Review by pyoung30

Reviewed: 08/14/14

Mario Kart 8 Is Not The Best, But Is Worthy Of The Name

Mario Kart 8 is an exhilarating new entry into the Mario Kart franchise. Well established already as a leader (if not the leader) in the genre of kart racers, Mario Kart did not have too much to prove coming into this game but yet again, Nintendo set a new standard of quality. Exclusive to the Wii U, Mario Kart 8 is a gorgeous kart racer that combines previous attributes of older Mario Kart's with the more recent "gliding and underwater" traversing mechanics, with an all-new defying gravity element to racing.

Like before, you have 32 race courses that heavily vary in theme and difficulty which cater to different players' experience levels. As usual, expect 16 all-new courses and 16 remastered courses that now include modified elements to make the most out of Mario Kart 8's game-play. The typical Rainbow Road, Mario Stadium, and Bowser's Castle levels are all here but courses such as Electrodrome and Mount Wario are stands out among the available races. This game is very gorgeous on the Wii U so expect eye candy with every level, and many tracks have addicting musical themes in accompaniment.

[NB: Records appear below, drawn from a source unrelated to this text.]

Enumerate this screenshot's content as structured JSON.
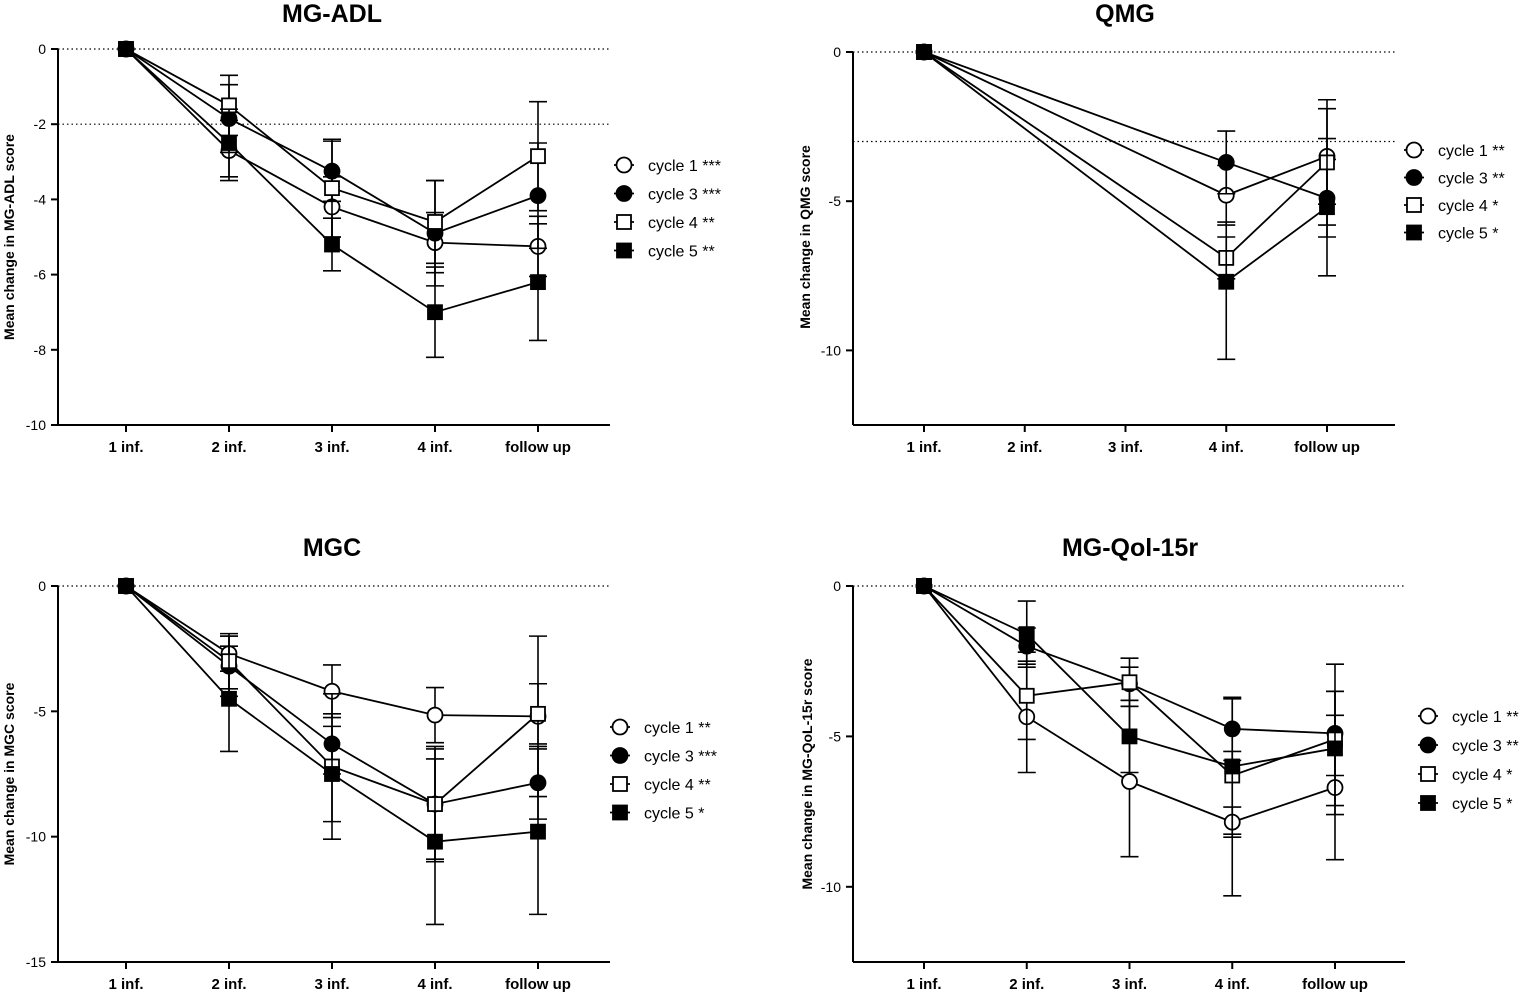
{
  "chart_data": [
    {
      "type": "line",
      "title": "MG-ADL",
      "xlabel": "",
      "ylabel": "Mean change in MG-ADL score",
      "categories": [
        "1 inf.",
        "2 inf.",
        "3 inf.",
        "4 inf.",
        "follow up"
      ],
      "ylim": [
        -10,
        0
      ],
      "yticks": [
        0,
        -2,
        -4,
        -6,
        -8,
        -10
      ],
      "reference_lines": [
        0,
        -2
      ],
      "series": [
        {
          "name": "cycle 1 ***",
          "marker": "open-circle",
          "x": [
            0,
            1,
            2,
            3,
            4
          ],
          "values": [
            0,
            -2.7,
            -4.2,
            -5.15,
            -5.25
          ],
          "err_high": [
            0,
            -1.9,
            -3.4,
            -4.35,
            -4.45
          ],
          "err_low": [
            0,
            -3.5,
            -5.0,
            -5.95,
            -6.05
          ]
        },
        {
          "name": "cycle 3 ***",
          "marker": "filled-circle",
          "x": [
            0,
            1,
            2,
            3,
            4
          ],
          "values": [
            0,
            -1.85,
            -3.25,
            -4.9,
            -3.9
          ],
          "err_high": [
            0,
            -0.95,
            -2.45,
            -3.5,
            -2.5
          ],
          "err_low": [
            0,
            -2.75,
            -4.05,
            -6.3,
            -5.3
          ]
        },
        {
          "name": "cycle 4 **",
          "marker": "open-square",
          "x": [
            0,
            1,
            2,
            3,
            4
          ],
          "values": [
            0,
            -1.5,
            -3.7,
            -4.6,
            -2.85
          ],
          "err_high": [
            0,
            -0.7,
            -2.4,
            -3.5,
            -1.4
          ],
          "err_low": [
            0,
            -2.3,
            -5.0,
            -5.7,
            -4.3
          ]
        },
        {
          "name": "cycle 5 **",
          "marker": "filled-square",
          "x": [
            0,
            1,
            2,
            3,
            4
          ],
          "values": [
            0,
            -2.5,
            -5.2,
            -7.0,
            -6.2
          ],
          "err_high": [
            0,
            -1.6,
            -4.5,
            -5.8,
            -4.65
          ],
          "err_low": [
            0,
            -3.4,
            -5.9,
            -8.2,
            -7.75
          ]
        }
      ]
    },
    {
      "type": "line",
      "title": "QMG",
      "xlabel": "",
      "ylabel": "Mean change in QMG score",
      "categories": [
        "1 inf.",
        "2 inf.",
        "3 inf.",
        "4 inf.",
        "follow up"
      ],
      "ylim": [
        -12.5,
        0
      ],
      "yticks": [
        0,
        -5,
        -10
      ],
      "reference_lines": [
        0,
        -3
      ],
      "series": [
        {
          "name": "cycle 1 **",
          "marker": "open-circle",
          "x": [
            0,
            3,
            4
          ],
          "values": [
            0,
            -4.8,
            -3.5
          ],
          "err_high": [
            0,
            -3.8,
            -1.9
          ],
          "err_low": [
            0,
            -5.8,
            -5.1
          ]
        },
        {
          "name": "cycle 3 **",
          "marker": "filled-circle",
          "x": [
            0,
            3,
            4
          ],
          "values": [
            0,
            -3.7,
            -4.9
          ],
          "err_high": [
            0,
            -2.65,
            -3.6
          ],
          "err_low": [
            0,
            -4.75,
            -6.2
          ]
        },
        {
          "name": "cycle 4 *",
          "marker": "open-square",
          "x": [
            0,
            3,
            4
          ],
          "values": [
            0,
            -6.9,
            -3.7
          ],
          "err_high": [
            0,
            -6.2,
            -1.6
          ],
          "err_low": [
            0,
            -7.6,
            -5.8
          ]
        },
        {
          "name": "cycle 5 *",
          "marker": "filled-square",
          "x": [
            0,
            3,
            4
          ],
          "values": [
            0,
            -7.7,
            -5.2
          ],
          "err_high": [
            0,
            -5.7,
            -2.9
          ],
          "err_low": [
            0,
            -10.3,
            -7.5
          ]
        }
      ]
    },
    {
      "type": "line",
      "title": "MGC",
      "xlabel": "",
      "ylabel": "Mean change in MGC score",
      "categories": [
        "1 inf.",
        "2 inf.",
        "3 inf.",
        "4 inf.",
        "follow up"
      ],
      "ylim": [
        -15,
        0
      ],
      "yticks": [
        0,
        -5,
        -10,
        -15
      ],
      "reference_lines": [
        0
      ],
      "series": [
        {
          "name": "cycle 1 **",
          "marker": "open-circle",
          "x": [
            0,
            1,
            2,
            3,
            4
          ],
          "values": [
            0,
            -2.7,
            -4.2,
            -5.15,
            -5.2
          ],
          "err_high": [
            0,
            -2.0,
            -3.15,
            -4.05,
            -2.0
          ],
          "err_low": [
            0,
            -3.4,
            -5.25,
            -6.25,
            -8.4
          ]
        },
        {
          "name": "cycle 3 ***",
          "marker": "filled-circle",
          "x": [
            0,
            1,
            2,
            3,
            4
          ],
          "values": [
            0,
            -3.2,
            -6.3,
            -8.7,
            -7.85
          ],
          "err_high": [
            0,
            -2.0,
            -5.1,
            -6.5,
            -6.4
          ],
          "err_low": [
            0,
            -4.4,
            -7.5,
            -10.9,
            -9.3
          ]
        },
        {
          "name": "cycle 4 **",
          "marker": "open-square",
          "x": [
            0,
            1,
            2,
            3,
            4
          ],
          "values": [
            0,
            -3.0,
            -7.2,
            -8.7,
            -5.1
          ],
          "err_high": [
            0,
            -1.9,
            -4.3,
            -6.4,
            -3.9
          ],
          "err_low": [
            0,
            -4.1,
            -10.1,
            -11.0,
            -6.3
          ]
        },
        {
          "name": "cycle 5 *",
          "marker": "filled-square",
          "x": [
            0,
            1,
            2,
            3,
            4
          ],
          "values": [
            0,
            -4.5,
            -7.5,
            -10.2,
            -9.8
          ],
          "err_high": [
            0,
            -2.4,
            -5.6,
            -6.9,
            -6.5
          ],
          "err_low": [
            0,
            -6.6,
            -9.4,
            -13.5,
            -13.1
          ]
        }
      ]
    },
    {
      "type": "line",
      "title": "MG-Qol-15r",
      "xlabel": "",
      "ylabel": "Mean change in MG-QoL-15r score",
      "categories": [
        "1 inf.",
        "2 inf.",
        "3 inf.",
        "4 inf.",
        "follow up"
      ],
      "ylim": [
        -12.5,
        0
      ],
      "yticks": [
        0,
        -5,
        -10
      ],
      "reference_lines": [
        0
      ],
      "series": [
        {
          "name": "cycle 1 **",
          "marker": "open-circle",
          "x": [
            0,
            1,
            2,
            3,
            4
          ],
          "values": [
            0,
            -4.35,
            -6.5,
            -7.85,
            -6.7
          ],
          "err_high": [
            0,
            -2.5,
            -4.0,
            -7.35,
            -4.3
          ],
          "err_low": [
            0,
            -6.2,
            -9.0,
            -8.35,
            -9.1
          ]
        },
        {
          "name": "cycle 3 **",
          "marker": "filled-circle",
          "x": [
            0,
            1,
            2,
            3,
            4
          ],
          "values": [
            0,
            -2.0,
            -3.25,
            -4.75,
            -4.9
          ],
          "err_high": [
            0,
            -1.4,
            -2.7,
            -3.7,
            -3.5
          ],
          "err_low": [
            0,
            -2.6,
            -3.8,
            -5.8,
            -6.3
          ]
        },
        {
          "name": "cycle 4 *",
          "marker": "open-square",
          "x": [
            0,
            1,
            2,
            3,
            4
          ],
          "values": [
            0,
            -3.65,
            -3.2,
            -6.3,
            -5.1
          ],
          "err_high": [
            0,
            -2.2,
            -2.4,
            -3.75,
            -2.6
          ],
          "err_low": [
            0,
            -5.1,
            -4.0,
            -8.25,
            -7.6
          ]
        },
        {
          "name": "cycle 5 *",
          "marker": "filled-square",
          "x": [
            0,
            1,
            2,
            3,
            4
          ],
          "values": [
            0,
            -1.6,
            -5.0,
            -6.0,
            -5.4
          ],
          "err_high": [
            0,
            -0.5,
            -3.8,
            -5.5,
            -3.5
          ],
          "err_low": [
            0,
            -2.7,
            -6.2,
            -10.3,
            -7.3
          ]
        }
      ]
    }
  ]
}
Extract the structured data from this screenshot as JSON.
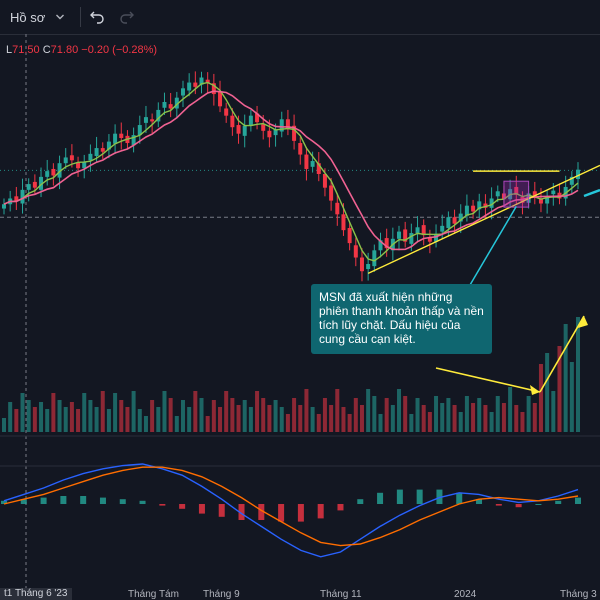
{
  "toolbar": {
    "profile_label": "Hồ sơ",
    "undo_icon": "undo-icon",
    "redo_icon": "redo-icon",
    "chevron_icon": "chevron-down-icon"
  },
  "ohlc": {
    "low_key": "L",
    "low_value": "71.50",
    "close_key": "C",
    "close_value": "71.80",
    "change": "−0.20 (−0.28%)"
  },
  "annotation": {
    "text": "MSN đã xuất hiện những phiên thanh khoản thấp và nền tích lũy chặt. Dấu hiệu của cung cầu cạn kiệt."
  },
  "x_axis": {
    "active_label": "t1 Tháng 6 '23",
    "labels": [
      "Tháng Tám",
      "Tháng 9",
      "Tháng 11",
      "2024",
      "Tháng 3"
    ]
  },
  "colors": {
    "background": "#131722",
    "up": "#26a69a",
    "down": "#f23645",
    "ma_fast": "#8bc34a",
    "ma_slow": "#f06292",
    "macd": "#2962ff",
    "signal": "#ff6d00",
    "trendline": "#ffeb3b",
    "annotation_bg": "#0f6670",
    "arrow": "#26c6da"
  },
  "chart_data": {
    "type": "candlestick",
    "title": "",
    "price_panel": {
      "close_series": [
        70.8,
        71.6,
        71.2,
        72.8,
        73.6,
        73.1,
        74.6,
        75.4,
        74.8,
        76.5,
        77.3,
        76.9,
        75.8,
        76.6,
        77.8,
        78.6,
        78.1,
        79.5,
        80.6,
        80.0,
        79.3,
        80.4,
        81.8,
        82.9,
        82.3,
        83.9,
        85.0,
        84.1,
        85.6,
        86.9,
        87.7,
        87.1,
        88.4,
        87.6,
        86.1,
        84.4,
        83.1,
        81.5,
        80.6,
        81.7,
        83.1,
        82.2,
        81.0,
        80.1,
        81.2,
        82.6,
        81.4,
        79.6,
        77.7,
        75.7,
        76.8,
        75.0,
        73.1,
        71.3,
        69.4,
        67.2,
        65.4,
        63.4,
        61.5,
        62.5,
        64.4,
        65.8,
        64.7,
        66.0,
        67.0,
        65.6,
        66.8,
        67.6,
        66.5,
        65.6,
        66.7,
        67.8,
        69.0,
        68.1,
        69.5,
        70.6,
        69.8,
        71.2,
        70.3,
        71.6,
        72.6,
        71.5,
        72.9,
        72.1,
        71.0,
        72.3,
        71.8,
        70.9,
        71.9,
        72.7,
        71.6,
        73.2,
        74.6,
        75.6
      ],
      "reference_lines": {
        "horizontal_dotted_high": 75.5,
        "horizontal_dashed_low": 69.0
      },
      "annotation_box": "accumulation range"
    },
    "volume_panel": {
      "note": "low-liquidity sessions before spike",
      "spike_sessions": 5
    },
    "macd_panel": {
      "series": [
        {
          "role": "macd",
          "values": [
            0.2,
            0.6,
            1.0,
            1.5,
            1.9,
            2.2,
            2.4,
            2.5,
            2.2,
            1.8,
            1.1,
            0.3,
            -0.6,
            -1.4,
            -2.2,
            -2.9,
            -3.3,
            -3.0,
            -2.2,
            -1.4,
            -0.7,
            -0.1,
            0.4,
            0.7,
            0.6,
            0.3,
            0.1,
            0.2,
            0.5,
            0.9
          ]
        },
        {
          "role": "signal",
          "values": [
            0.0,
            0.3,
            0.6,
            1.0,
            1.4,
            1.8,
            2.1,
            2.3,
            2.3,
            2.1,
            1.7,
            1.1,
            0.4,
            -0.4,
            -1.1,
            -1.8,
            -2.4,
            -2.6,
            -2.5,
            -2.1,
            -1.6,
            -1.0,
            -0.5,
            0.0,
            0.3,
            0.4,
            0.3,
            0.2,
            0.3,
            0.5
          ]
        }
      ]
    }
  }
}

The game's main gimmick, if it can be called that, is racing while defying gravity such as loops in the track or riding on walls. Transitioning between normal and defied gravity is seamless and as the player does not inhibit the control of your racer. Marked by a glowing blue, each individual kart transforms into what seems like a hover-craft in which allows the defied gravity driving. Controls are not effected by this change but new game-play elements are added to differentiate the racing. For example, coming into contact with other racers in this mode will give each player a boost which depending on the circumstance can be positive or negative. Also, while racing one of the only ways you will actually notice you are say on a wall or upside down is looking away from the track and observing the surroundings so as the player, you are not distracted by random camera movement or altered track physics.

One of the problems this game has is in its items, their abilities, and how they're used. Firstly, Mario Kart 8 tries to give players items depending on their position in a race. For example, a person in second place is unlikely to receive offensive items, while someone in seventh is less likely to receive defensive items. However, this system is bogus in MK8 because losing racers can only get back into races by getting strong items while leading racers can only hope they get defensive items otherwise, you do not want to be in first place. Secondly, the red shell has seen a significant power-up as opposed to previous game entries. Here, it can cross gaps and there is a triple-red-shell item which is probably the most over-powered weapon in the game. Thirdly, no longer do you have the ability to stack two items at once; the player is only limited one item of which they can hold in their hand or have follow behind them. This eliminates the ability to manage items and makes the game-play less complex. Finally, is the implementation of coins - the most unnecessary element of this game. Each racetrack is strewn with coins; you can hold a maximum of ten coins and every time you are attacked, you drop three. When driving over a coin, you receive a small boost that is practically unnoticeable. As well, if you are in first place, prepare to see this appear in almost all your item pick-ups as it is now an item. Other items in the game are new such as the "Crazy 8" (a combination of 8 items that can be strategically deployed), Boomerang Flower (a boomerang that can be thrown three times) and a Piranha Plant (an item that gives the player a boost every time it lunges at racers). These items are not bad but if you are constantly leading races, do not expect to draw them.

Mario Kart 8 contains multiple game modes of which include Grand Prix, Time Trial, and Battle Mode. Grand Prix consists of four races that are under a certain cup labeled by a Mario item. Time Trial has you racing against the clock to obtain the fastest lap. Battle Mode is the weakest of the three modes; players drive in opposite directions on a course and basically joust with their items, hoping to hit one another until they cross paths again. Each racer has three balloons symbolizing hits and when you lose all three balloons, you are out of the game.

Mario Kart 8 features on-line capability. In typical Nintendo fashion, they are lacking in this department in what is considered normal on-line conventions. The game does not contain voice chat, a streamlined lobby system for joining friends and entering a game mode together, and other necessities that the Wii U should already have. On-line racing is a fun experience but most times, you will not join a match without spectating the race before which detracts from the enjoyment. Battle mode is on-line capable as well, but normal racing is the true high point.

The game's character roster is not bad but is too full of similar characters. This time around, all of Bowser's "Koopalings" are playable but never do they fell distinguished or different from one another. In a similar situation are the many "baby" characters. With racers of the past such as Dry Bowser, Boo, and Diddy Kong, this game's roster feels lacking.

Finally, Mario Kart 8 features an extensive highlight reel and montage editor. Known as "MarioKart TV," races are captured and are available to watch, edit, and share. One of the most intriguing features is the ability to post directly to YouTube. I find this to be quite a feature for Nintendo to incorporate when they cannot put staple on-line gaming elements into the game.

In conclusion, Mario Kart 8 is a very solid kart racer that is quite a step-up in the series. Despite its setbacks in items, game-play modes, on-line capabilities, and character roster, the game is still such an incredible experience that proves that Mario Kart formula is still alive.